Ideas

De pueblo en pueblo

Las poblaciones pequeñas de México son una amalgama de belleza cortada por signos de progreso que rompen la armonía. Son espacios coloridos y chispeantes unos, aletargados otros. Combinan entusiasmo con los rostros de la necesidad y la pobreza. Muestran una especie de alegre desorden en sus calles, que combina el desdén y el orgullo. El desdén a las tragedias y el orgullo de ser de ahí, a pesar de todo lo que ha pasado y sigue pasando. En sus plazas surgen las sonrisas sinceras de las caras de los niños y jóvenes, contrastando con las miradas serias enmarcadas por las huellas de los sentimientos acumulados en los mayores. Ellos han sido testigos o actores de los golpes de la emigración y la violencia criminal. Cuentan cómo la tranquilidad se rompe, de cuando en cuando, con noticias de lo que pasa en el pueblo, inundando lentamente los espacios. Pero con todo y todo se impone la alegría y la esperanza; al fin de cuentas, lo más importante es vivir lo mejor que se pueda, aunque la mayoría pueda poco.

En algunos, se nota la actividad y se atisba el progreso entre calles desordenadas, donde se repiten los topes para hacer parar los vehículos, inútiles y coloridos pórticos ornamentales de ingreso y un tráfico de ruidosos camiones que llevan y traen. Hay otros que parecen sacados de las fotografías de Juan Rulfo en donde, desde entonces, no pasa nada. Esos son los mismos pueblos que parecen tener la misma gente. Pero los habitan otros: ya no son aquellos que pedían el reparto de las tierras o soñaban con cultivar aunque sea algo, son muchos más, y están dispuestos a hacer que pasen cosas. Y pasan. Unos se van al Norte, otros a las ciudades, mientras otros intentan seguir ahí luchando ante el acecho de la resignación, el miedo y la esperanza de hacer realidad cada pequeño propósito surgido en la mesa de cada familia con un optimismo que parece resistirlo todo.

Lo más revelador de estos pueblos está dentro de los muros de las casas, donde discurren las vidas de quienes miran cómo los forasteros solo pasan. Cuentan cómo casi nunca se detienen porque vienen de lejos, a allá pertenecen. A estas habitaciones el progreso llega muy lentamente de la mano de remesas que mandan los hijos pródigos pero ausentes; de las ayudas sociales del gobierno y del producto del trabajo de quienes trabajan. Los niños, siempre presentes, son testimonio de la ilusión permanente. Muestran esa voluntad inquebrantable de hacer prevalecer siempre la idea de que lo mejor está por venir. Aunque nunca se sabe bien cuándo.
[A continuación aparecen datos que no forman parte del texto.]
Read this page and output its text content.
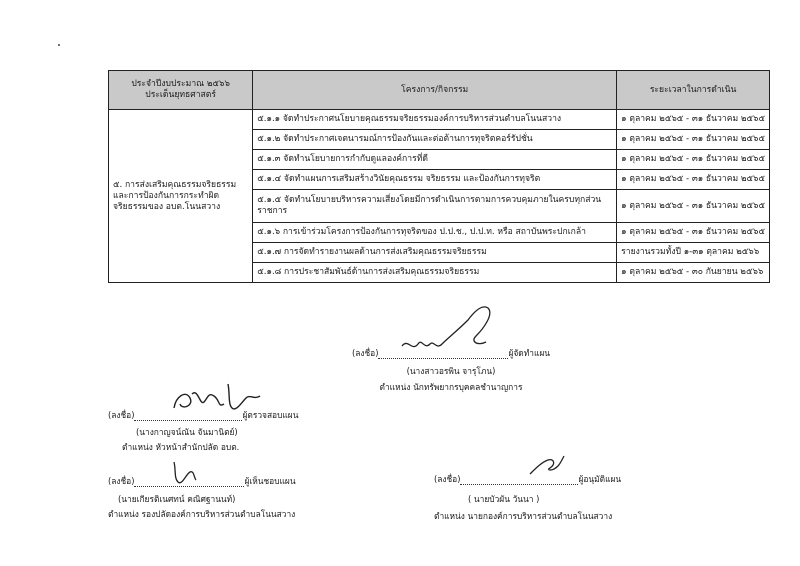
ประจำปีงบประมาณ ๒๕๖๖
ประเด็นยุทธศาสตร์	โครงการ/กิจกรรม	ระยะเวลาในการดำเนิน

๕. การส่งเสริมคุณธรรมจริยธรรม
และการป้องกันการกระทำผิด
จริยธรรมของ อบต.โนนสวาง	๕.๑.๑ จัดทำประกาศนโยบายคุณธรรมจริยธรรมองค์การบริหารส่วนตำบลโนนสวาง	๑ ตุลาคม ๒๕๖๕ - ๓๑ ธันวาคม ๒๕๖๕
	๕.๑.๒ จัดทำประกาศเจตนารมณ์การป้องกันและต่อต้านการทุจริตคอร์รัปชั่น	๑ ตุลาคม ๒๕๖๕ - ๓๑ ธันวาคม ๒๕๖๕
	๕.๑.๓ จัดทำนโยบายการกำกับดูแลองค์การที่ดี	๑ ตุลาคม ๒๕๖๕ - ๓๑ ธันวาคม ๒๕๖๕
	๕.๑.๔ จัดทำแผนการเสริมสร้างวินัยคุณธรรม จริยธรรม และป้องกันการทุจริต	๑ ตุลาคม ๒๕๖๕ - ๓๑ ธันวาคม ๒๕๖๕
	๕.๑.๕ จัดทำนโยบายบริหารความเสี่ยงโดยมีการดำเนินการตามการควบคุมภายในครบทุกส่วนราชการ	๑ ตุลาคม ๒๕๖๕ - ๓๑ ธันวาคม ๒๕๖๕
	๕.๑.๖ การเข้าร่วมโครงการป้องกันการทุจริตของ ป.ป.ช., ป.ป.ท. หรือ สถาบันพระปกเกล้า	๑ ตุลาคม ๒๕๖๕ - ๓๑ ธันวาคม ๒๕๖๕
	๕.๑.๗ การจัดทำรายงานผลด้านการส่งเสริมคุณธรรมจริยธรรม	รายงานรวมทั้งปี ๑-๓๑ ตุลาคม ๒๕๖๖
	๕.๑.๘ การประชาสัมพันธ์ด้านการส่งเสริมคุณธรรมจริยธรรม	๑ ตุลาคม ๒๕๖๕ - ๓๐ กันยายน ๒๕๖๖
(ลงชื่อ)	ผู้จัดทำแผน
(นางสาวอรพิน จารุโภน)
ตำแหน่ง นักทรัพยากรบุคคลชำนาญการ
(ลงชื่อ)	ผู้ตรวจสอบแผน
(นางกาญจน์ณัน จันมานิตย์)
ตำแหน่ง หัวหน้าสำนักปลัด อบต.
(ลงชื่อ)	ผู้เห็นชอบแผน
(นายเกียรติเนศทน์ คณิศฐานนท์)
ตำแหน่ง รองปลัดองค์การบริหารส่วนตำบลโนนสวาง
(ลงชื่อ)	ผู้อนุมัติแผน
( นายบัวผัน วันนา )
ตำแหน่ง นายกองค์การบริหารส่วนตำบลโนนสวาง
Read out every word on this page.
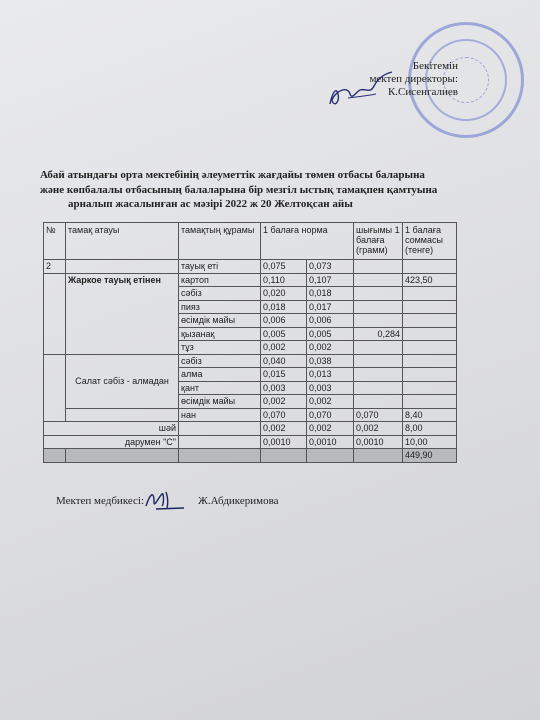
Бекітемін
мектеп директоры:
К.Сисенгалиев
Абай атындағы орта мектебінің әлеуметтік жағдайы төмен отбасы баларына
және көпбалалы отбасының балаларына бір мезгіл ыстық тамақпен қамтуына
арналып жасалынған ас мәзірі 2022 ж 20 Желтоқсан айы
№	тамақ атауы	тамақтың құрамы	1 балаға норма		шығымы 1 балаға (грамм)	1 балаға соммасы (тенге)
2		тауық еті	0,075	0,073		
	Жаркое тауық етінен	картоп	0,110	0,107		423,50
		сәбіз	0,020	0,018		
		пияз	0,018	0,017		
		өсімдік майы	0,006	0,006		
		қызанақ	0,005	0,005	0,284	
		тұз	0,002	0,002		
	Салат сәбіз - алмадан	сәбіз	0,040	0,038		
		алма	0,015	0,013		
		қант	0,003	0,003		
		өсімдік майы	0,002	0,002		
		нан	0,070	0,070	0,070	8,40
шәй			0,002	0,002	0,002	8,00
дарумен "С"			0,0010	0,0010	0,0010	10,00
						449,90
Мектеп медбикесі:	Ж.Абдикеримова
Sentarse en esas mesas brinda el privilegio de estar dentro. Transforma la experiencia de ser un extraño en alguien que puede llegar a ser amigo. Y para ellos siempre hay una silla disponible; pero antes hay que pasar la prueba de un sutil interrogatorio para saber un poco quién llega; porque al fin de cuentas también allí pasan cosas. La hospitalidad incluye siempre algo de comer, para dar pie a las historias que mezclan el orgullo local con la necesidad de reclamar que alguien haga algo; o mejor, contar como alguno de la familia ya hizo algo pero no ha sido para todos. Queda uno con la sensación de que en cada casa se está haciendo mucho, y que se refleja poco. Al escucharles nos colocamos frente a la lucha diaria que dan millones de personas frente a una terca realidad. Y redescubrir el admirable optimismo brotando de entre el acoso de los peligros, como la hierba verde intenso vuelve siempre a resurgir con la lluvia. Estas historias solamente se pueden escuchar sentados en esas mesas de madera añosa, de la voz de los mayores. Son inspiradoras algunas, indignantes otras, pero en todas están al lado estos rostros jóvenes con ojos encendidos haciendo que cosas sucedan, para no quedar detenidos en el tiempo. Al ponerse en pie y dejar en su sitio la silla del invitado, queda el ejemplo esperanzador y la sensación de una injusticia persistente a la que debemos vencer.